Processing multiple large zipped csv files

,

I am trying to process multiple large zipped csv files. Memory consumption is my main concern at the moment. It seems CSV.File always load everything in memory, so I am using CSV.Rows to iterate through processing. I encountered an issue that CSV.Rows seems to hold double the memory of file size if the data source is a zipped file, and does not have the problem is the source is the uncompressed text file. Memory Consumption of CSV.Rows with ZipFile · Issue #997 · JuliaData/CSV.jl · GitHub

Also, is there any documentation on writing a custom sink for Tables.jl? I am only able to find this
Home · DataStreams.jl which seems to be quite out dated.

Thank you very much.

Note that CSV.File uses mmap, so if you don’t have enough RAM to load the complete file, the OS should take care of loading only the necessary parts at a given time. So a good solution can be to unzip to .csv files on disk, and read those using CSV.File (this is done automatically for .gzip files). You can also do that with CSV.Rows of course. I’m not sure it’s possible to parse compressed CSV files without copying them to memory first – you could try with CodecZLib (GitHub - JuliaIO/CodecZlib.jl: zlib codecs for TranscodingStreams.jl.).

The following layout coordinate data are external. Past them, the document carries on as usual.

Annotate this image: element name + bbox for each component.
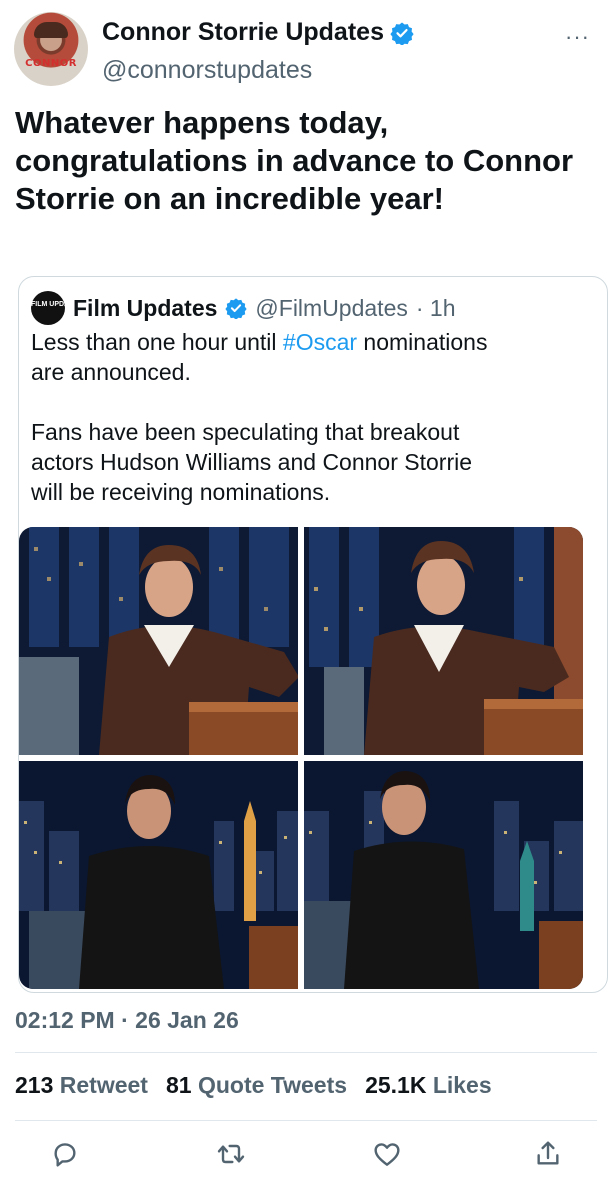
quoted-text-part1: Less than one hour until xyxy=(31,329,283,355)
quote-tweets-label: Quote Tweets xyxy=(197,1072,348,1098)
verified-badge-icon xyxy=(225,298,248,319)
more-options-icon[interactable]: ··· xyxy=(565,24,590,50)
quoted-author-avatar: FILM UPDATES xyxy=(31,291,82,325)
verified-badge-icon xyxy=(390,22,414,45)
photo-3[interactable] xyxy=(19,761,298,989)
quoted-author-name: Film Updates xyxy=(73,294,218,321)
avatar-brand-text: CONNOR xyxy=(25,58,77,69)
photo-2[interactable] xyxy=(304,527,583,755)
oscar-hashtag-link[interactable]: #Oscar xyxy=(283,329,357,355)
quoted-tweet-header: FILM UPDATES Film Updates @FilmUpdates ·… xyxy=(31,291,456,325)
author-avatar[interactable]: CONNOR xyxy=(14,12,88,86)
photo-grid xyxy=(19,527,584,991)
reply-icon[interactable] xyxy=(49,1138,81,1170)
tweet-timestamp: 02:12 PM · 26 Jan 26 xyxy=(15,1007,239,1033)
photo-4[interactable] xyxy=(304,761,583,989)
retweet-count: 213 xyxy=(15,1072,54,1098)
author-name-row[interactable]: Connor Storrie Updates xyxy=(102,18,414,47)
quoted-tweet-time: · 1h xyxy=(415,294,456,321)
quote-tweets-stat[interactable]: 81 Quote Tweets xyxy=(166,1072,347,1099)
retweet-icon[interactable] xyxy=(215,1138,247,1170)
likes-label: Likes xyxy=(432,1072,492,1098)
heart-icon[interactable] xyxy=(371,1138,403,1170)
quoted-author-handle: @FilmUpdates xyxy=(255,294,408,321)
retweet-label: Retweet xyxy=(59,1072,148,1098)
tweet-header: CONNOR Connor Storrie Updates @connorstu… xyxy=(0,0,612,100)
divider xyxy=(15,1120,597,1121)
author-display-name[interactable]: Connor Storrie Updates xyxy=(102,18,384,47)
photo-1[interactable] xyxy=(19,527,298,755)
author-handle[interactable]: @connorstupdates xyxy=(102,56,312,85)
share-icon[interactable] xyxy=(532,1138,564,1170)
action-bar xyxy=(0,1138,612,1174)
retweet-stat[interactable]: 213 Retweet xyxy=(15,1072,148,1099)
avatar-hair xyxy=(34,22,68,38)
engagement-stats: 213 Retweet 81 Quote Tweets 25.1K Likes xyxy=(15,1072,510,1099)
quote-tweets-count: 81 xyxy=(165,1072,192,1098)
likes-stat[interactable]: 25.1K Likes xyxy=(365,1072,492,1099)
divider xyxy=(15,1052,597,1053)
tweet-text: Whatever happens today, congratulations … xyxy=(15,105,574,216)
quoted-tweet-text: Less than one hour until #Oscar nominati… xyxy=(31,327,591,507)
likes-count: 25.1K xyxy=(365,1072,427,1098)
quoted-tweet-card[interactable]: FILM UPDATES Film Updates @FilmUpdates ·… xyxy=(18,276,608,993)
quoted-text-part2: nominations are announced. Fans have bee… xyxy=(31,329,488,505)
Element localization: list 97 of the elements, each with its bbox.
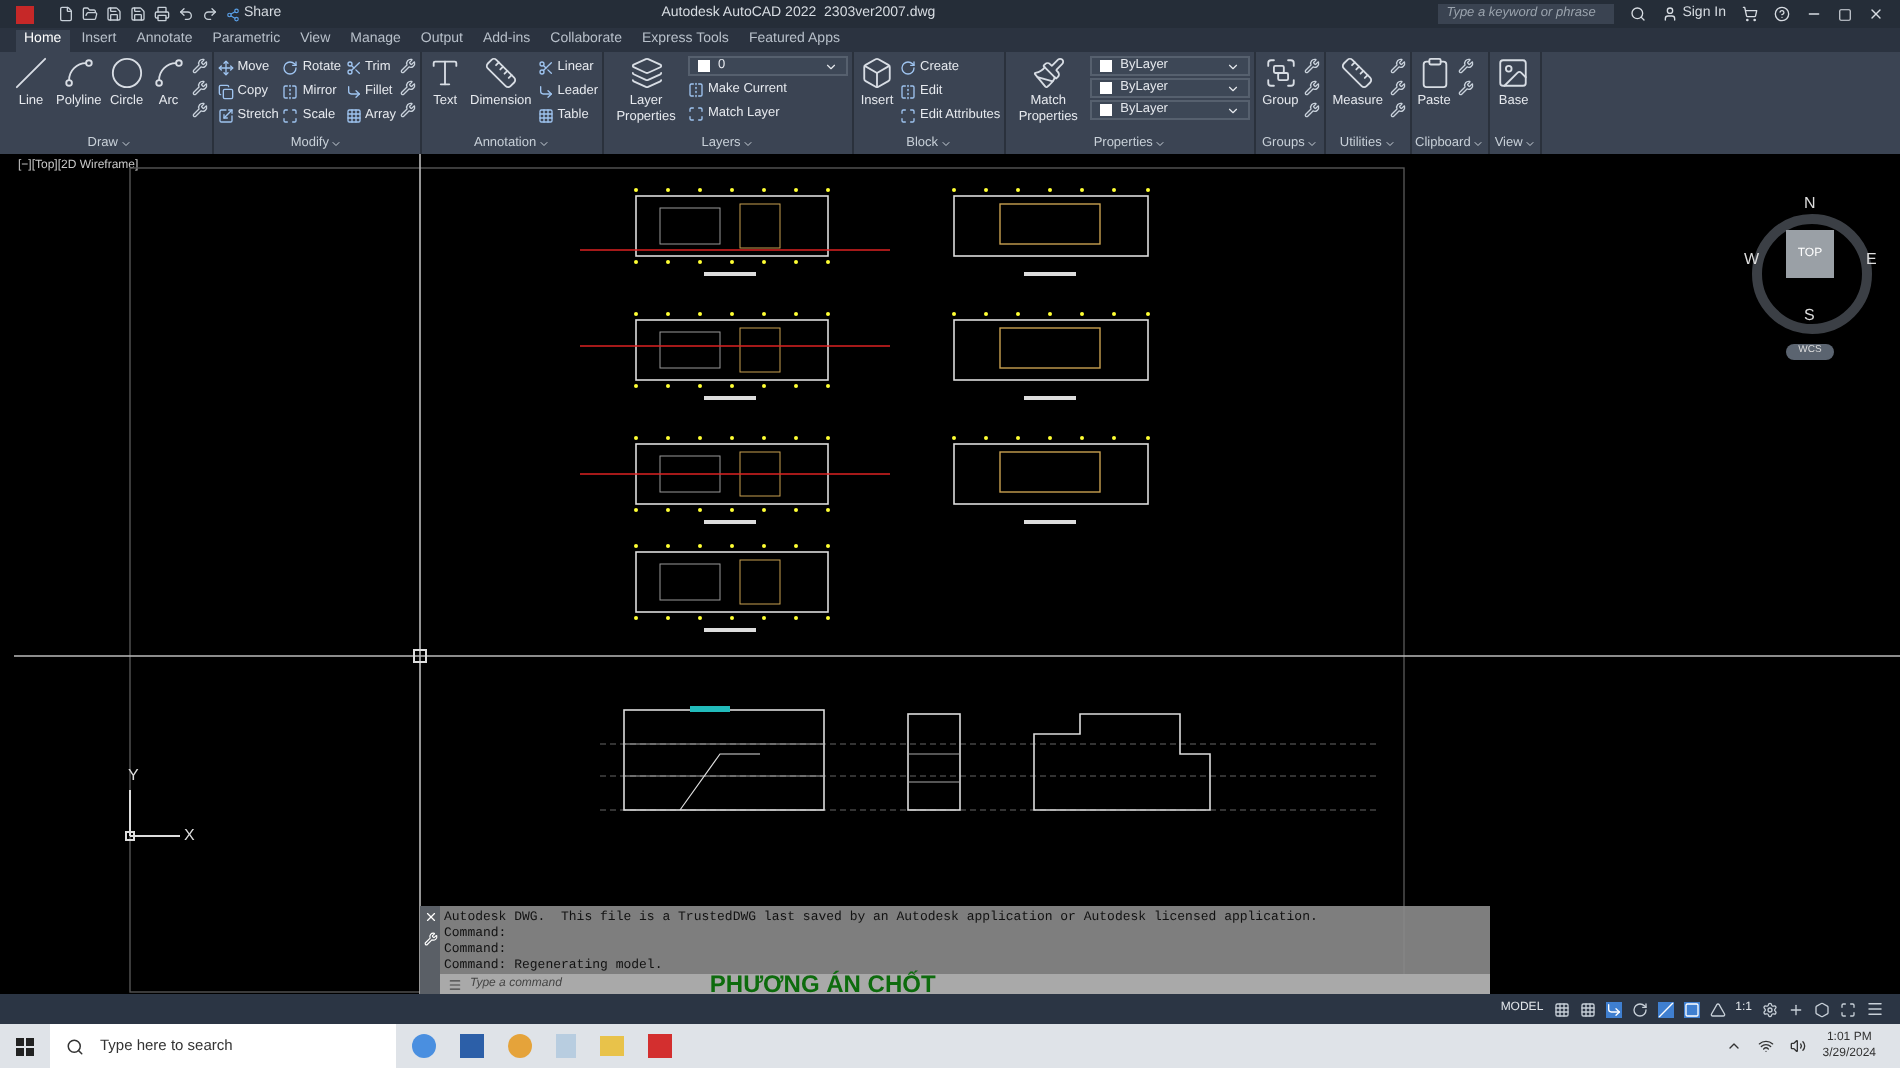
- settings-icon[interactable]: [1762, 1001, 1778, 1017]
- drawing-canvas[interactable]: [0, 154, 1900, 994]
- cursor-box: [413, 649, 427, 663]
- cart-icon[interactable]: [1742, 6, 1758, 22]
- plus-icon[interactable]: [1788, 1001, 1804, 1017]
- save-as-icon[interactable]: [130, 6, 146, 22]
- app-logo-icon[interactable]: [16, 5, 34, 23]
- tool-icon[interactable]: [191, 80, 208, 96]
- wrench-icon[interactable]: [423, 932, 437, 946]
- caret-icon: [330, 138, 343, 150]
- network-icon[interactable]: [1758, 1038, 1775, 1054]
- color-swatch-icon: [1100, 82, 1113, 94]
- tool-icon[interactable]: [1304, 102, 1321, 118]
- compass-east[interactable]: E: [1866, 248, 1877, 272]
- tool-icon: [345, 83, 362, 99]
- share-icon: [226, 7, 240, 21]
- tool-icon: [282, 107, 299, 123]
- tool-icon[interactable]: [400, 58, 417, 74]
- menu-icon[interactable]: [1866, 1000, 1884, 1018]
- tool-icon: [1031, 56, 1066, 90]
- new-file-icon[interactable]: [58, 6, 74, 22]
- compass-north[interactable]: N: [1804, 192, 1816, 216]
- tool-icon[interactable]: [400, 102, 417, 118]
- tool-icon[interactable]: [1304, 80, 1321, 96]
- tool-icon: [217, 83, 234, 99]
- caret-icon: [538, 138, 551, 150]
- tool-icon: [900, 59, 917, 75]
- tool-icon[interactable]: [400, 80, 417, 96]
- tool-icon[interactable]: [191, 102, 208, 118]
- tool-icon[interactable]: [1389, 58, 1405, 74]
- caret-icon: [1472, 138, 1485, 150]
- tool-icon: [900, 83, 917, 99]
- caret-icon: [824, 59, 839, 73]
- color-swatch-icon: [1100, 60, 1113, 72]
- tool-icon: [900, 107, 917, 123]
- undo-icon[interactable]: [178, 6, 194, 22]
- tool-icon[interactable]: [1457, 58, 1473, 74]
- tool-icon[interactable]: [1457, 80, 1473, 96]
- tool-icon: [688, 81, 705, 97]
- command-menu-icon[interactable]: [448, 977, 462, 991]
- tool-icon[interactable]: [191, 58, 208, 74]
- windows-start-icon[interactable]: [16, 1037, 34, 1055]
- compass-south[interactable]: S: [1804, 304, 1815, 328]
- tool-icon: [537, 83, 554, 99]
- caret-icon: [1524, 138, 1537, 150]
- tool-icon: [217, 59, 234, 75]
- caret-icon: [119, 138, 132, 150]
- help-icon[interactable]: [1774, 6, 1790, 22]
- tool-icon: [860, 56, 895, 90]
- ucs-y-label: Y: [128, 764, 139, 788]
- caret-icon: [1383, 138, 1396, 150]
- tool-icon: [282, 83, 299, 99]
- tool-icon: [282, 59, 299, 75]
- user-icon: [1662, 6, 1679, 22]
- tool-icon: [1263, 56, 1298, 90]
- tray-chevron-icon[interactable]: [1726, 1038, 1743, 1054]
- tool-icon: [345, 107, 362, 123]
- search-icon[interactable]: [1630, 6, 1647, 22]
- print-icon[interactable]: [154, 6, 170, 22]
- ucs-axes-icon: [125, 789, 181, 841]
- tool-icon: [1496, 56, 1531, 90]
- tool-icon: [688, 105, 705, 121]
- tool-icon[interactable]: [1389, 102, 1405, 118]
- tool-icon: [537, 59, 554, 75]
- tool-icon: [1417, 56, 1451, 90]
- tool-icon: [345, 59, 362, 75]
- caret-icon: [1154, 138, 1167, 150]
- fullscreen-icon[interactable]: [1840, 1001, 1856, 1017]
- redo-icon[interactable]: [202, 6, 218, 22]
- caret-icon: [940, 138, 953, 150]
- compass-west[interactable]: W: [1744, 248, 1760, 272]
- tool-icon: [14, 56, 48, 90]
- tool-icon: [483, 56, 518, 90]
- tool-icon: [1340, 56, 1375, 90]
- tool-icon: [537, 107, 554, 123]
- tool-icon[interactable]: [1389, 80, 1405, 96]
- tool-icon: [217, 107, 234, 123]
- app-taskbar-icon[interactable]: [412, 1034, 436, 1058]
- grid-icon[interactable]: [1553, 1001, 1570, 1017]
- color-swatch-icon: [1100, 104, 1113, 116]
- tool-icon: [151, 56, 186, 90]
- tool-icon[interactable]: [1304, 58, 1321, 74]
- search-icon: [66, 1037, 84, 1055]
- tool-icon: [61, 56, 96, 90]
- maximize-icon[interactable]: [1838, 7, 1852, 21]
- volume-icon[interactable]: [1790, 1038, 1807, 1054]
- save-icon[interactable]: [106, 6, 122, 22]
- tool-icon: [109, 56, 144, 90]
- tool-icon: [428, 56, 463, 90]
- close-icon[interactable]: [1868, 6, 1884, 22]
- caret-icon: [1306, 138, 1319, 150]
- ucs-x-label: X: [184, 824, 195, 848]
- color-swatch-icon: [698, 60, 711, 72]
- tool-icon: [629, 56, 664, 90]
- caret-icon: [742, 138, 755, 150]
- open-folder-icon[interactable]: [82, 6, 98, 22]
- elevation-drawing: [907, 713, 961, 811]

DataStreams.jl is a different (and older) package from Tables.jl. See the Tables.jl documentation at Home · Tables.jl.

I am following the example here for CSV ZipFile read. I also traced into CSV.jl code in debugger. It seems the input zip file is unzipped by ZipFile’s reader, and the content is written to a temp file, and mmap’ed by CSV.jl. However that part of the code hold memory which I believe should be freed. Here’s what I shared in the Github issue:

Hi, I am trying to use CSV.Rows to iterate through a zipped text file which is about 3.4GB uncompressed. It seems CSV.Rows is hold a large chunk of memory (about double the size of the file), which defeats the purpose.
If I load the unzipped text file then I don’t see this problem. It seems this line of the code in utils.jl buffer_to_tempfile function allocated memory which isn’t freed. I tried to set stream and output to nothing, and the program is holding memory about the size of the file (instead of double).

I am not sure if this is a problem with how I am using ZipFile, CSV.

using CSV, ZipFile; 
z=ZipFile.Reader("test.zip") 
r=z.files[1] 
a= CSV.Rows(r; types=[Int64, String, Float64, Float64, Int8, Float64, Float64, Int64]) 
for c in a
    # custom aggregation code on c 
end

Is there a recommended way to write Julia program to handle this data streaming kind of process?